What makes this investment especially timely is that accountancy firms are already feeling AI’s impact at the coalface. AI is not just used for automating repeat tasks, but is being woven into service design, client engagement, scenario testing and decision-making. To support this are harnessing large language models to give firms instant, natural-language access to their operational data – from staff utilisation to project profitability. That means a partner or CFO could ask questions like, “Which projects are underperforming?” or “Where are my resource gaps next quarter?” and get precise, actionable insights within seconds.

Of course, data alone can be meaningless, and AI becomes transformative when it can help you act. The £150m, combined with the strategy’s commitment to reform bodies like the Professional and Business Services Council and launch regional hubs, helps firms scale capabilities across the country, not just in London or the South East. The expansion of Made Smarter Adoption alongside stronger governance and shared best practice helps ensure smaller and mid‑sized accountancy firms don’t get left behind.

Tech and trust are essential in AI

Still, funding doesn’t solve everything. Tech can only go so far if people don’t trust it. That’s why
governance, transparency and user experience must accompany investment. AI has to demonstrate its reasoning, offer clear audit trails, and allow users to stay in control. Without that faith in the systems, uptake will stall and firms at an individual level as well as the nation as a whole will be left behind.

It’s good to note that this initiative is just one piece of a much larger AI puzzle. In parallel, the government has committed £2bn towards AI through the Spending Review, earmarked for expanding compute capacity, growing public‑sector AI research, and funding new talent and skills – up to 20 times the current AI Research Resource, and backing supercomputing infrastructure.

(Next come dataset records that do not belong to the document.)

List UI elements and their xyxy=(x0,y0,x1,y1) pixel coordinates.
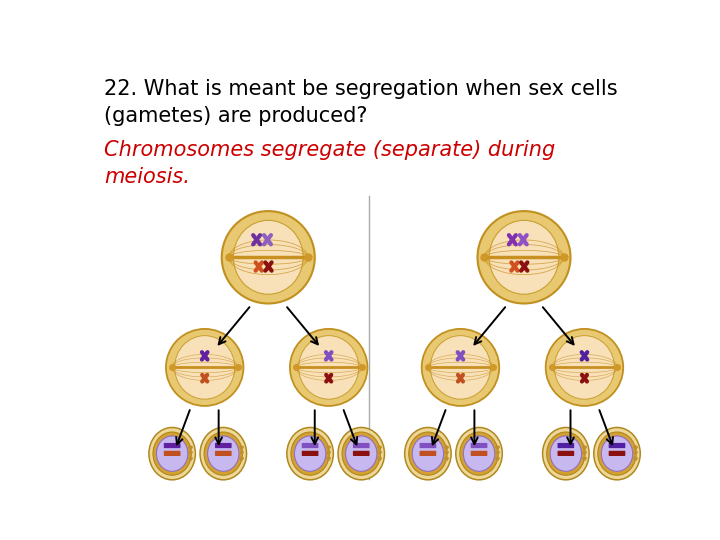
Ellipse shape xyxy=(554,336,614,399)
FancyBboxPatch shape xyxy=(353,451,369,456)
Circle shape xyxy=(422,329,499,406)
FancyBboxPatch shape xyxy=(471,451,487,456)
Ellipse shape xyxy=(233,220,303,294)
FancyBboxPatch shape xyxy=(353,443,369,448)
Text: Chromosomes segregate (separate) during
meiosis.: Chromosomes segregate (separate) during … xyxy=(104,140,555,187)
Ellipse shape xyxy=(294,436,325,471)
Ellipse shape xyxy=(299,336,359,399)
Circle shape xyxy=(222,211,315,303)
FancyBboxPatch shape xyxy=(557,443,574,448)
Ellipse shape xyxy=(207,436,239,471)
Ellipse shape xyxy=(153,432,192,475)
FancyBboxPatch shape xyxy=(557,451,574,456)
Ellipse shape xyxy=(287,428,333,480)
Ellipse shape xyxy=(149,428,195,480)
Ellipse shape xyxy=(291,432,329,475)
Text: 22. What is meant be segregation when sex cells
(gametes) are produced?: 22. What is meant be segregation when se… xyxy=(104,79,618,126)
Ellipse shape xyxy=(489,220,559,294)
Ellipse shape xyxy=(338,428,384,480)
FancyBboxPatch shape xyxy=(302,451,318,456)
Ellipse shape xyxy=(200,428,246,480)
Ellipse shape xyxy=(601,436,633,471)
Ellipse shape xyxy=(464,436,495,471)
FancyBboxPatch shape xyxy=(215,443,232,448)
Circle shape xyxy=(166,329,243,406)
Ellipse shape xyxy=(460,432,498,475)
Ellipse shape xyxy=(346,436,377,471)
Ellipse shape xyxy=(342,432,380,475)
FancyBboxPatch shape xyxy=(215,451,232,456)
Ellipse shape xyxy=(204,432,243,475)
Ellipse shape xyxy=(405,428,451,480)
FancyBboxPatch shape xyxy=(420,451,436,456)
Ellipse shape xyxy=(431,336,490,399)
FancyBboxPatch shape xyxy=(302,443,318,448)
Ellipse shape xyxy=(409,432,447,475)
Ellipse shape xyxy=(156,436,188,471)
Ellipse shape xyxy=(175,336,235,399)
Ellipse shape xyxy=(546,432,585,475)
FancyBboxPatch shape xyxy=(164,443,181,448)
FancyBboxPatch shape xyxy=(471,443,487,448)
Circle shape xyxy=(477,211,570,303)
Ellipse shape xyxy=(543,428,589,480)
Ellipse shape xyxy=(550,436,582,471)
Ellipse shape xyxy=(413,436,444,471)
FancyBboxPatch shape xyxy=(608,451,626,456)
FancyBboxPatch shape xyxy=(164,451,181,456)
Circle shape xyxy=(546,329,624,406)
Ellipse shape xyxy=(456,428,503,480)
FancyBboxPatch shape xyxy=(608,443,626,448)
Circle shape xyxy=(290,329,367,406)
FancyBboxPatch shape xyxy=(420,443,436,448)
Ellipse shape xyxy=(594,428,640,480)
Ellipse shape xyxy=(598,432,636,475)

The Department for Science, Innovation and Technology is also steering strategic investment via a UK Compute Roadmap, AI growth zones, and partnerships with AI giants like OpenAI. There’s a plan to make Britain one of the top global leaders in AI, balancing safety with growth and sovereignty.

The shift from idea to action

For accountancy all this infrastructure and policy support means something real and tangible. It’s not about rushing to buy AI tools or chasing novelty. It’s about laying a long-term foundation, helping firms attract the talent they need, experiment with confidence, scale what works and maintain control. That’s what gets you from pilots to transformation.

That shift is already visible. AI should improve people’s working lives. It can reduce the time spent on admin, and be used to address challenges in a way that allows you to have a strategic advantage and acts as a growth lever. This investment gives firms and the providers that serve them the chance to do more; and do it responsibly.

We’re still in the early days. But the combination of targeted government support, expanding infrastructure, and cultural readiness means we’re no longer talking about remote AI futures. We’re living them. It’s the moment to design, test and scale AI solutions that empower people and firms  and to do it with trust at the core. That’s when transformation really takes hold.